Why do you need to have this meeting?

Do you need to report out on new developments? If what you’re planning to share can be read, spare me the agony. I can read far more quickly than I can listen. And never read me the treasurer’s report or the secretary’s report, (our garden club used to think this was necessary), unless you have the dramatic flair of a stand-up comic. Nothing deflates meeting momentum like listening to someone read an information document (exceptions allowed).

But it doesn’t have to be like that. A great meeting is a way to build relationships, inspire synergy, increase engagement through participation, learn from a variety of viewpoints, get everyone on the same page, make essential decisions, and even have fun!

What decisions, coming out of the meeting, will make your heart sing?

Or, if not sing, at least beat happily. Be clear on what you need to do or decide, but don’t get greedy. If you try to do too much, and end up having to jam your agenda with decisions to be made every five to ten minutes, (more about that in a future post), I know your meeting’s not likely to work. (If decisions were that easy to make, why aren’t they already made?)

Is there a hidden agenda?

Be honest. Sometimes I’ve entered a group in which there were so many elephants in the room, you could smell the poop. A frank discussion with your planning team or facilitator about the background of experiences people will be bringing to the meeting, and what’s at stake, is critical. Don’t surprise your facilitator (I speak from painful experience).

What format will work best?

Sometimes we get stuck thinking we need to have a 90-minute monthly meeting because we’ve always scheduled a 90-minute meeting. What if the heart of the work could be accomplished in ten minutes? Or maybe a deeper discussion could be better done in a two-day offsite retreat?

Who needs to be there, really?

Don’t sweep the organization inviting everybody, (unless going to a meeting is the core work of your organization), but do make sure that the right people are there. Even if people are “required,” why not treat them as volunteers and make it attractive and alluring to attend? Market your meeting. Enroll people in the benefits. Treat them as if they have choices about what to do with their time (they do), rather than as drones. (Maybe a poor choice of words these days.)

My colleague, visual facilitator extraordinaire Claire Bronson, created a series of fun cartoons we attached to emails in advance of a retreat we were co-directing. Even though participants had already registered, we wanted them to feel jazzed about coming.

Where will you meet?

Typically, you’ll meet close to where participants work, maybe down the hall in the conference room. But that cavern-like dungeon of a meeting room without windows at the back of the building? Not so good. Environment matters. (Look for good light, air, and quiet.)

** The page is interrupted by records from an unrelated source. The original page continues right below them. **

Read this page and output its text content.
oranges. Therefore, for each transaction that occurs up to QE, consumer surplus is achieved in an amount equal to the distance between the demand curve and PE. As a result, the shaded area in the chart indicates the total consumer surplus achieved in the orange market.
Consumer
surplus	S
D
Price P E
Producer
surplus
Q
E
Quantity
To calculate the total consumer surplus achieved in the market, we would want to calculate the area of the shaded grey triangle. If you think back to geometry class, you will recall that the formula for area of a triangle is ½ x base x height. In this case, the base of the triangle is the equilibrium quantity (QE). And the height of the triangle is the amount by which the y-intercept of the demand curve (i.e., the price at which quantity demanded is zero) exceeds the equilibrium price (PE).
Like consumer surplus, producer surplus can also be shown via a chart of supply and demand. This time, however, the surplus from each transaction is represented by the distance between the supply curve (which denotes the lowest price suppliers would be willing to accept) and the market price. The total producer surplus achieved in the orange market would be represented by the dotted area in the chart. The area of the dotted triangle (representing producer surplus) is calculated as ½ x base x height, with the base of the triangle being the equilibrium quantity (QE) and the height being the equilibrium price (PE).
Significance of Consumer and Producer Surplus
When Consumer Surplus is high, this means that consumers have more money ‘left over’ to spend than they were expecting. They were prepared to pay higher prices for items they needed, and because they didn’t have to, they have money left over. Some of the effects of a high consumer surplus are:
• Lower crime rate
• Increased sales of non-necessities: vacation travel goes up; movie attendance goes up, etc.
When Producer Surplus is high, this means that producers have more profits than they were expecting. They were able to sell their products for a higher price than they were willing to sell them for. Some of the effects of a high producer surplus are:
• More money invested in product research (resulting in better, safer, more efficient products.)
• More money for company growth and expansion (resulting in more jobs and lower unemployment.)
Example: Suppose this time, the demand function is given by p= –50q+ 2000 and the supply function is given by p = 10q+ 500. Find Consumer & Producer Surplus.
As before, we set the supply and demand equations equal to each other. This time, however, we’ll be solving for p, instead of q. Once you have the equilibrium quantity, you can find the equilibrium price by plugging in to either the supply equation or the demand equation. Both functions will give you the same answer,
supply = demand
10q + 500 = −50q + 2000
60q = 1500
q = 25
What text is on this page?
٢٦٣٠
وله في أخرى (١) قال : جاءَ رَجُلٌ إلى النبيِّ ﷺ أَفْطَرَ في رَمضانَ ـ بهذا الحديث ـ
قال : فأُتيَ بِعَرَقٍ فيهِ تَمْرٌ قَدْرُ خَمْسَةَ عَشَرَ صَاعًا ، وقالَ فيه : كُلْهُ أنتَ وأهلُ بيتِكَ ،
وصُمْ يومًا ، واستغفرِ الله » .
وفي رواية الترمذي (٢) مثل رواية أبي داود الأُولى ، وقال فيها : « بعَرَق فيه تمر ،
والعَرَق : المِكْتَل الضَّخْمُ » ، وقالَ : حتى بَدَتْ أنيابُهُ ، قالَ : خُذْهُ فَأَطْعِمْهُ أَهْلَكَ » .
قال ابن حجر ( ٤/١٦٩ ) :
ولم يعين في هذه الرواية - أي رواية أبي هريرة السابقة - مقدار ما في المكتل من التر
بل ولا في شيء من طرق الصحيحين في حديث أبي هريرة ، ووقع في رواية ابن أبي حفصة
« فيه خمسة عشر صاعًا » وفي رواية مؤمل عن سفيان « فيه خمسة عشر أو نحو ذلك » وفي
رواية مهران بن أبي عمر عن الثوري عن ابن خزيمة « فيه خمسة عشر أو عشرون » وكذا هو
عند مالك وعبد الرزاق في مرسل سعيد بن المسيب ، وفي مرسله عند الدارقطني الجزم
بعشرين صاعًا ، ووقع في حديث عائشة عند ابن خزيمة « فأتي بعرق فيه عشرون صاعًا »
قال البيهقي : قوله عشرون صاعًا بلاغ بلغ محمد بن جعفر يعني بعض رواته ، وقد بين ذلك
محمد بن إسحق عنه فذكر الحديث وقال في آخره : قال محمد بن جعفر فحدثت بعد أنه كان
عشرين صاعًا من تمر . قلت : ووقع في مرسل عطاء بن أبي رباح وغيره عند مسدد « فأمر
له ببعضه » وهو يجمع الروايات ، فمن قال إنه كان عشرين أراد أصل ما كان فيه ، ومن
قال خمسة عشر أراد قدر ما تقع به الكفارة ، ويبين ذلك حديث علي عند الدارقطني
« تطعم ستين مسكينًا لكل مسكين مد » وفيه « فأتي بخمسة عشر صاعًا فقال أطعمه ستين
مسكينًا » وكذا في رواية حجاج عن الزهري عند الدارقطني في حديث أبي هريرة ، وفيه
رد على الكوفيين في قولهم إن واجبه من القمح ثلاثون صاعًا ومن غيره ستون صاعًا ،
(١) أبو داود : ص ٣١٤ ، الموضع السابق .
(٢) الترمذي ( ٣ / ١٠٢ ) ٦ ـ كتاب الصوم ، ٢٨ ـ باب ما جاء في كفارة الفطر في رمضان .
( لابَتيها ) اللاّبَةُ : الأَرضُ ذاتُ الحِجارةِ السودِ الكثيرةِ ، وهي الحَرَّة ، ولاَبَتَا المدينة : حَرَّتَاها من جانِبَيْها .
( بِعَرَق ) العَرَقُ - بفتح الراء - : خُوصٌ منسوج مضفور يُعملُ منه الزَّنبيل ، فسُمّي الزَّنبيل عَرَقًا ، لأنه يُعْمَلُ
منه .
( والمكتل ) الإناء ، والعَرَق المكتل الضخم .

Occasionally, it may help to go off-site. I worked with a group of executives who went brain-dead when they met in the executive conference room or similar white table-clothed hotel room. They needed to break the routine, be able to walk about, and slump in comfortable chairs. We started meeting in peoples’ homes and at a beautiful retreat site; conversations improved immeasurably leading to a marked difference in the group’s performance.

Do you need a facilitator?

Often not. You, as board chair, program manager, vice president, or volunteer, may be perfectly capable of running a good meeting. But if it’s not your strong suit, it’s OK to ask a member of your team to facilitate the meeting, or bring someone in from outside, so you can be free to participate with the group.

A facilitator can be particularly useful when issues at a meeting are likely to be contentious, stakes are high, and competing factions will be attending. Or sometimes you may want a facilitator to give your off-site a special boost. If you’re unsure whether you need a facilitator, I’m happy to help you think it out.

(Truth in lending, I do this professionally).

What’s next?

The above is just for starters. I haven’t talked about how you plan the meeting, run the meeting, or order muffins. We can talk about this later! Just make sure that your meeting has its best possible chance for success, before it even starts.